Like many other countries we are in the grip of populism, whose success is based on promoting beguilingly simple soundbites and solutions to hugely complex problems. Populist leaders know that they cannot actually deliver these simplistic slogans. All that they need is for people to believe slogans such as, “Take back control”, “More money for our priorities”, “Free trade deals, easy peasy”, “Make Britain great again” and “Have your cake and eat it”. The referendum promises were never honest; they were designed to seduce people into a fantasy world of sunlit uplands, and they succeeded, but those running the leave campaign had no actual plan for how they would manage the country after Brexit. Indeed, the whole Brexit programme is based on a fundamental misunderstanding and misrepresentation of how the commercial world operates. Is this naive ignorance by politicians who have never run businesses or conducted trade negotiations, or do they just not understand or care about the legal realities?
I cannot believe that the principles of the Conservative Party—pragmatism, supporting business and jobs—are being sacrificed on the altar of an ideological fantasy, with its sacred duty to break 40 years of success. We have reckless brinkmanship and there is a reliance on railroading Parliament into acquiescence, even with the prospect of no deal. The path we are on is conducted by people who have got everything wrong so far about Brexit, about how the EU works and about how international trade operates. David Davis claimed that he could get a free trade agreement by going to Berlin, where they would be desperate to protect BMW. Liam Fox claimed that he would have 70 deals ready to roll on 30 March, on the same terms as before. The public were assured that we could have a final deal on the future relationship agreed in two years.
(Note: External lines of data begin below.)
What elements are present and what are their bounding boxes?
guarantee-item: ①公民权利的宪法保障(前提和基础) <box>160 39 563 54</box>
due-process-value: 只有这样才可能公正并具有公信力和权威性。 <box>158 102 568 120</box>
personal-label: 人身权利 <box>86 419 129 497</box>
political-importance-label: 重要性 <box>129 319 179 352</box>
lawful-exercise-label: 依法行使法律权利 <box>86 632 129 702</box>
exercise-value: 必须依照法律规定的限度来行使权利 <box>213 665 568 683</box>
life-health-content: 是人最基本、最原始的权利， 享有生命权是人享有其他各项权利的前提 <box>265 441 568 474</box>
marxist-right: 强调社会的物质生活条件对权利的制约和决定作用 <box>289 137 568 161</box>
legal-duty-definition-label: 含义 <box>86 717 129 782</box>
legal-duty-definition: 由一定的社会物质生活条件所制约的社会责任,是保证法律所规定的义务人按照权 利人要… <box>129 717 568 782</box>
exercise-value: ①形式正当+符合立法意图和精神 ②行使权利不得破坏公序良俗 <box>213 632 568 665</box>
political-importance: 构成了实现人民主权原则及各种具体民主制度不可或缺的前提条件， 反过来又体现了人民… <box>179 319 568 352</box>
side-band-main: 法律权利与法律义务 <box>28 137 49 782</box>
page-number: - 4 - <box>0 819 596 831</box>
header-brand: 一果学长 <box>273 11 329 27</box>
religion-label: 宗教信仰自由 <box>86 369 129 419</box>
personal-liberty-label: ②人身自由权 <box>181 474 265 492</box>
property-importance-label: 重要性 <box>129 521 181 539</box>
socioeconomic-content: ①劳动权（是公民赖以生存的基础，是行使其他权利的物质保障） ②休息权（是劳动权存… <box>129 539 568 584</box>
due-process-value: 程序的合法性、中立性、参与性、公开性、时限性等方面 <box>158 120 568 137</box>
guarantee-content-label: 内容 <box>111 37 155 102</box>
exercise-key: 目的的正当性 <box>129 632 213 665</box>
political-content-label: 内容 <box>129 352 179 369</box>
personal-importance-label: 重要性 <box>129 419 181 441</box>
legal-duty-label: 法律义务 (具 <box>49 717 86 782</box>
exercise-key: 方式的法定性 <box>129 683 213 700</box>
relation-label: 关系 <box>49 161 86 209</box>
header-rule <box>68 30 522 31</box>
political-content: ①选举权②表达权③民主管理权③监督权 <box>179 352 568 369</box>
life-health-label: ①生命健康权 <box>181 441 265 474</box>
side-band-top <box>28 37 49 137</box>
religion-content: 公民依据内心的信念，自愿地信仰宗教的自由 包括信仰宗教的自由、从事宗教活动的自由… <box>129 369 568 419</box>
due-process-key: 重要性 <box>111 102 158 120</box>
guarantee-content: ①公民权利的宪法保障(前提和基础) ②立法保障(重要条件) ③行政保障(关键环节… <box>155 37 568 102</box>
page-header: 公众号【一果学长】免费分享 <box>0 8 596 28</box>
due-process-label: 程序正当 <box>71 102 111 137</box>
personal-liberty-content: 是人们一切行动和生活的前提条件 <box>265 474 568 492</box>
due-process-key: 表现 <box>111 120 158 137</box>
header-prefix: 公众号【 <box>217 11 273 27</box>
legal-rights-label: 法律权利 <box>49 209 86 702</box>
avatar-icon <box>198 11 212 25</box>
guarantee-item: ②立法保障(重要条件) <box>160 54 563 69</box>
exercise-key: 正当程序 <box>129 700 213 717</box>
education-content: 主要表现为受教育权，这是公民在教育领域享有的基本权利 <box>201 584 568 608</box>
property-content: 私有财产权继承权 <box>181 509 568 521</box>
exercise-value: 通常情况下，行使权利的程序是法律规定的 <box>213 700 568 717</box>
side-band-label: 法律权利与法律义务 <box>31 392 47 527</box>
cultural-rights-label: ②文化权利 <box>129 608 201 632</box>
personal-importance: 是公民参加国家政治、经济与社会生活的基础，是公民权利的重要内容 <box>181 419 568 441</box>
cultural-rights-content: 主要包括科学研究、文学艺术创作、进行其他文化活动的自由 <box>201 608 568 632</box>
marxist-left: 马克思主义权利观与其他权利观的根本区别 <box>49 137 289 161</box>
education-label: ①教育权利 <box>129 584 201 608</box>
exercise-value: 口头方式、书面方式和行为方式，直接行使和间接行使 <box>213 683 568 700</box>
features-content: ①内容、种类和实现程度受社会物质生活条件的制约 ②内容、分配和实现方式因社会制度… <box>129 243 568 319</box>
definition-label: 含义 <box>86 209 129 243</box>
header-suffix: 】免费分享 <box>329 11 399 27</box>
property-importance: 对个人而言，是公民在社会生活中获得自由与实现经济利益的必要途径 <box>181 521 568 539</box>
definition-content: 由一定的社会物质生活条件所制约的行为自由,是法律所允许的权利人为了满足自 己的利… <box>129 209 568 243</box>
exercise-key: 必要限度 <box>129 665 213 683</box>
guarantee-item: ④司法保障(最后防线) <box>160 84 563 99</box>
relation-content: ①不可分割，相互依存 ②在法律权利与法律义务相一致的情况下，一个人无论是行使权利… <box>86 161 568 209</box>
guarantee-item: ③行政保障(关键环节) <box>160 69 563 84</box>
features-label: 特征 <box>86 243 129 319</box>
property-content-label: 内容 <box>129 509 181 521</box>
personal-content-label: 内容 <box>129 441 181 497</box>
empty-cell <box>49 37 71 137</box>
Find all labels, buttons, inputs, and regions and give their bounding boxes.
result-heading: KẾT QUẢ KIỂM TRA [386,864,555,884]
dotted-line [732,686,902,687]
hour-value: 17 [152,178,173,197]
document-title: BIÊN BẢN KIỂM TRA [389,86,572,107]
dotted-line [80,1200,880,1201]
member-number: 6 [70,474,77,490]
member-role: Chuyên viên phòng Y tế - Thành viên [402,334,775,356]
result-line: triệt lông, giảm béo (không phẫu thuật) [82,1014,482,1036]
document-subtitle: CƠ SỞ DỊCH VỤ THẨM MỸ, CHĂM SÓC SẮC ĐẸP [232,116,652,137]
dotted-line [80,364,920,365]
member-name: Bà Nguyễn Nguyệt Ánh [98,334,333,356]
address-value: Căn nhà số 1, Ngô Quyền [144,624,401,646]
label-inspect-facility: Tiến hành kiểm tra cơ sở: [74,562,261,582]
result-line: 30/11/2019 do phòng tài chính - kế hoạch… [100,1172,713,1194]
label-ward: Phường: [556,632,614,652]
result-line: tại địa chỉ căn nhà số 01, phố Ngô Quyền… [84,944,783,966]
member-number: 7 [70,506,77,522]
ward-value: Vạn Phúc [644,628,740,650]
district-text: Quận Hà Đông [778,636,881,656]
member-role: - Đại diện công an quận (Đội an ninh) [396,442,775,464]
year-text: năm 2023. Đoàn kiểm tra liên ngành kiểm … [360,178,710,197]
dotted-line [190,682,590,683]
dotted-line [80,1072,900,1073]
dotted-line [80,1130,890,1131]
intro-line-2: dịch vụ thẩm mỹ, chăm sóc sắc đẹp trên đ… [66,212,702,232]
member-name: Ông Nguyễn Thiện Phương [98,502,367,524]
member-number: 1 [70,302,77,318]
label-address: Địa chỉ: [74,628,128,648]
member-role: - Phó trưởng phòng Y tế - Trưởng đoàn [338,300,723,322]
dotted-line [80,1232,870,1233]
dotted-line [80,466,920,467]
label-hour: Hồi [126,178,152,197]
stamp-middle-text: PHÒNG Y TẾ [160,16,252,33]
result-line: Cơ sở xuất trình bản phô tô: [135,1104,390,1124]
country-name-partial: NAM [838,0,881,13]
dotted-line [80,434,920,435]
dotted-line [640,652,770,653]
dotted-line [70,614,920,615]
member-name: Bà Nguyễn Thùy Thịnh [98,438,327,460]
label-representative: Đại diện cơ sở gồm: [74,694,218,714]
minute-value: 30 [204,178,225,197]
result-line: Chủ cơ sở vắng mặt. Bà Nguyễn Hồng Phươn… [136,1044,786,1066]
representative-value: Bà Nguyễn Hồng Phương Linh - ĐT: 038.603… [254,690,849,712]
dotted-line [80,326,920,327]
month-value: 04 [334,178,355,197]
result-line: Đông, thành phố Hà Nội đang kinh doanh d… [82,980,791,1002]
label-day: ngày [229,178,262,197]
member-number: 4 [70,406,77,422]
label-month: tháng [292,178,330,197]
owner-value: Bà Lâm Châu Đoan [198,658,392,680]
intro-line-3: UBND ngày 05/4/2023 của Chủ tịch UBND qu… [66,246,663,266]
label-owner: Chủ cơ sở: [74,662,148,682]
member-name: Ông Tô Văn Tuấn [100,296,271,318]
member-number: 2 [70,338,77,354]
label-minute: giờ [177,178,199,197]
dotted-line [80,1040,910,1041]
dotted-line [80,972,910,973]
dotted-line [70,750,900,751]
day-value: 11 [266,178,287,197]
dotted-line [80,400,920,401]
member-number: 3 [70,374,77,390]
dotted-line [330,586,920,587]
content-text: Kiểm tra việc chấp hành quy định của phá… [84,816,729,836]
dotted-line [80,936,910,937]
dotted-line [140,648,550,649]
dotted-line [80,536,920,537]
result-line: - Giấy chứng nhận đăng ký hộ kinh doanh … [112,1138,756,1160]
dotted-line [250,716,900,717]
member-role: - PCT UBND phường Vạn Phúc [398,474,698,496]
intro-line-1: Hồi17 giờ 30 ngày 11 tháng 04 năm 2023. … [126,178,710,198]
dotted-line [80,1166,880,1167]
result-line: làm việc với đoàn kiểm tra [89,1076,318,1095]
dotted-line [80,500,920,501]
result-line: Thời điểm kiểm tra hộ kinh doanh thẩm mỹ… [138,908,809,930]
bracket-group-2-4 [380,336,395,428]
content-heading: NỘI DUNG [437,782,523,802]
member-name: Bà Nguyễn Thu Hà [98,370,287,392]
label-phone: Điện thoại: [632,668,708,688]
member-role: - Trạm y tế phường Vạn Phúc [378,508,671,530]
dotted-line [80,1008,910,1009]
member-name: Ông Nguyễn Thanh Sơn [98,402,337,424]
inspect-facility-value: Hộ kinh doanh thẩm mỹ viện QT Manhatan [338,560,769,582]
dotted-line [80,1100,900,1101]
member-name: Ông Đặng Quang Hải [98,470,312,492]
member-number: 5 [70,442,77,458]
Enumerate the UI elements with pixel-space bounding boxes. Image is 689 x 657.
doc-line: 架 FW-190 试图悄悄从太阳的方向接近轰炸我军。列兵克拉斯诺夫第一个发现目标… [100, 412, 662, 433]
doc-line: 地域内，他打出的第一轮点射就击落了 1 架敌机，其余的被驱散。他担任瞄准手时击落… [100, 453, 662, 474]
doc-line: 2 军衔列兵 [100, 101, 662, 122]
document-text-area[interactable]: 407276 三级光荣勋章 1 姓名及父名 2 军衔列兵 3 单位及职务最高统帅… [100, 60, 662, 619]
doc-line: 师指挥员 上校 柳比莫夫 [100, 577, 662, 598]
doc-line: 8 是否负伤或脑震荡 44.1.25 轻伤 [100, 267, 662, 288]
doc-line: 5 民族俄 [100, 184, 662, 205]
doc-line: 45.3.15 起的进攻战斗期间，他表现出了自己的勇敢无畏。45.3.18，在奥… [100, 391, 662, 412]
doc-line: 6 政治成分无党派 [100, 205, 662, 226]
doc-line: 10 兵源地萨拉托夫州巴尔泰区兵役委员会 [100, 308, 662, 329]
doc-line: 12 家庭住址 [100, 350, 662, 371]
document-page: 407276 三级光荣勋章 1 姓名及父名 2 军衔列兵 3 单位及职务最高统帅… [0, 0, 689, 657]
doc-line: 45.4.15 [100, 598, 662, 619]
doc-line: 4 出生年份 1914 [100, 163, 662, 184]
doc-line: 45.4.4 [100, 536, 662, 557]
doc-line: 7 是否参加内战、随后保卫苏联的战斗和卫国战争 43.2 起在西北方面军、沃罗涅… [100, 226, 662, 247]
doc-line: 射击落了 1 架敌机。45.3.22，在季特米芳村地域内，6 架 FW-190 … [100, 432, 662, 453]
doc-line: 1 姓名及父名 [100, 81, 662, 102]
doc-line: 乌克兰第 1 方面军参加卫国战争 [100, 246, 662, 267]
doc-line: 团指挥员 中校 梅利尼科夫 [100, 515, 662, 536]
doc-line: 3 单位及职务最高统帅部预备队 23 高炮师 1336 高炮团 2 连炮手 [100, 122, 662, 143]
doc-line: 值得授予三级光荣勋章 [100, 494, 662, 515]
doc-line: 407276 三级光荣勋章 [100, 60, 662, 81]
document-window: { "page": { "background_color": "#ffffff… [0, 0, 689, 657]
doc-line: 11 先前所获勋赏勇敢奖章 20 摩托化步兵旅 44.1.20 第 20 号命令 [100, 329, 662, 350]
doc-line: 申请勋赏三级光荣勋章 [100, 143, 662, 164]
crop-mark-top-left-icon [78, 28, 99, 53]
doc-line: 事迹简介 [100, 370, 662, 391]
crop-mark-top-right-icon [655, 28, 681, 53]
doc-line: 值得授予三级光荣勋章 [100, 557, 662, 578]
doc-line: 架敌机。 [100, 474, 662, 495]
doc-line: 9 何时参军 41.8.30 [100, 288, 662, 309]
The ERG insisted that we could leave the customs union and single market, and still have no hard border in Northern Ireland. None of these was ever realistic. Even the claims that the withdrawal agreement and political declaration will mean taking back control of our borders, laws and money cannot be relied upon, with all the difficult decisions being left to future negotiations after we have left.
The only aim seems to be to leave the EU, whatever the cost. The Government’s own figures prove that leaving the EU will make the country poorer, while leaving without any agreement will demolish our industrial success. We will lose thousands of businesses and jobs. It is not too late to go back to the British people with an honest reassessment of the false promises which they have been led to believe. It is not too late to give the country the chance to confirm that people are happy to proceed or have changed their minds. This is about not just trade but our whole way of life: our children’s future, our freedom and rights, our national security. So much is at risk. I am in favour of co-operation and partnership. But we must take care that at this crucial stage in the negotiations we are not just railroaded into leaving the EU, come what may, without checking back with the British people.